The DSP blocks are highly pipelined blocks with multiple register stages allowing for high-speed operation while reducing the overall power footprint of the resource. AMD recommends that you fully pipeline the code intended to map into the DSP48, so that all pipeline stages are utilized. To allow the flexibility of use of this additional resource, a set condition cannot exist in the function for it to properly map to this resource.

DSP48 slice registers within AMD devices contain only resets, and not sets. Accordingly, unless necessary, do not code a set (value equals logic 1 upon an applied signal) around multipliers, adders, counters, or other logic that can be implemented within a DSP48 slice. Additionally, avoid asynchronous resets, since the DSP slice only supports synchronous reset operations. Code resulting in sets or asynchronous resets may produce suboptimal results in terms of area, performance, or power.

Many DSP designs are well-suited for the AMD architecture. To obtain best use of the architecture, you must be familiar with the underlying features and capabilities so that design entry code can take advantage of these resources.

The DSP48 blocks use a signed arithmetic implementation. AMD recommends code using signed values in the HDL source to best match the resource capabilities and, in general, obtain the most efficient mapping. If unsigned bus values are used in the code, the synthesis tools may still be able to use this resource, but might not obtain the full bit precision of the component due to the unsigned-to-signed conversion.

If the target design is expected to contain a large number of adders, AMD recommends that you evaluate the design to make greater use of the DSP48 slice pre-adders and post-adders. For example, with FIR filters, the adder cascade can be used to build a systolic filter rather than using multiple successive add functions (adder trees). If the filter is symmetric, you can evaluate using the dedicated pre-adder to further consolidate the function into both fewer LUTs and flip-flops and also fewer DSP slices as well (in most cases, half the resources).

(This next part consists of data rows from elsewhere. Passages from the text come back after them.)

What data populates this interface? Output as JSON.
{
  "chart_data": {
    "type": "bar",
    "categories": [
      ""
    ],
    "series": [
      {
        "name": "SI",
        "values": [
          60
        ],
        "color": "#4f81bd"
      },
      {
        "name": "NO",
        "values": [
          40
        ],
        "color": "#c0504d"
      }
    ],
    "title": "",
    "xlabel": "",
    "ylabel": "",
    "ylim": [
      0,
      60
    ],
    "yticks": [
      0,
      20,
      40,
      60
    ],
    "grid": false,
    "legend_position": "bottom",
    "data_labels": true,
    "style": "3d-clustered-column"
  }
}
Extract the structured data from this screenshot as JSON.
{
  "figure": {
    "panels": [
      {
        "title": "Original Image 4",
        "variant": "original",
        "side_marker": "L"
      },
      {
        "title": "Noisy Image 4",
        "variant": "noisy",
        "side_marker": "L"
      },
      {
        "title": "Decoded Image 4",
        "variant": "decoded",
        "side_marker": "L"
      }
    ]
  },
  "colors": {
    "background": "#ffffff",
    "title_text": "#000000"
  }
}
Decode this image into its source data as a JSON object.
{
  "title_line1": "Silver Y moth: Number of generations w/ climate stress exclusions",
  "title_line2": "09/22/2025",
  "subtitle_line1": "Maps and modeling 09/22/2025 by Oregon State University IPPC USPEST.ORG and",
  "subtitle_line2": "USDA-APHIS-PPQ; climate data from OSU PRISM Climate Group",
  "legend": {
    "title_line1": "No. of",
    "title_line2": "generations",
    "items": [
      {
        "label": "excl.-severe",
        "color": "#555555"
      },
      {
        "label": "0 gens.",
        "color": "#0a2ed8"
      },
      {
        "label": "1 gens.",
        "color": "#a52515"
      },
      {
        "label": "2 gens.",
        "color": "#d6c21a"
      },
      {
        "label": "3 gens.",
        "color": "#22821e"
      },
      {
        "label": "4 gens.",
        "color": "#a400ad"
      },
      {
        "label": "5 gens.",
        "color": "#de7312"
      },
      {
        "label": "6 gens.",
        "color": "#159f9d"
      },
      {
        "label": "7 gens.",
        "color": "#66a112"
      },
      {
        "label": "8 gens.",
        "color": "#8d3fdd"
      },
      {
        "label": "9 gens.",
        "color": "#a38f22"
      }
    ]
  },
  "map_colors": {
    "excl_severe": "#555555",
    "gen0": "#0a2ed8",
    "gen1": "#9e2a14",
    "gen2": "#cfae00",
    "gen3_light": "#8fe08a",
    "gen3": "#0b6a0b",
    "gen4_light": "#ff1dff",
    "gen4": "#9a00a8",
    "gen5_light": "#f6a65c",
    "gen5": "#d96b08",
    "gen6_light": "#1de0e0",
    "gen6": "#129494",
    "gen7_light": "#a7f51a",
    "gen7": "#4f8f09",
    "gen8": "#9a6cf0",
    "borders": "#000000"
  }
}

If adder trees are necessary, the 6-input LUT architecture can efficiently create ternary addition (A + B + C = D) using the same amount of resources as a simple 2-input addition. This can help save and conserve carry logic resources. In many cases, there is no need to use these techniques.

By knowing these capabilities, the proper trade-offs can be acknowledged up front and accounted for in the RTL code to allow for a smoother and more efficient implementation from the start. In most cases, AMD recommends inferring DSP resources.

For more information about the features and capabilities of the DSP48 slice, and how to best leverage this resource for your design needs, see the 7 Series DSP48E1 Slice User Guide (UG479) and UltraScale Architecture DSP Slice User Guide (UG579).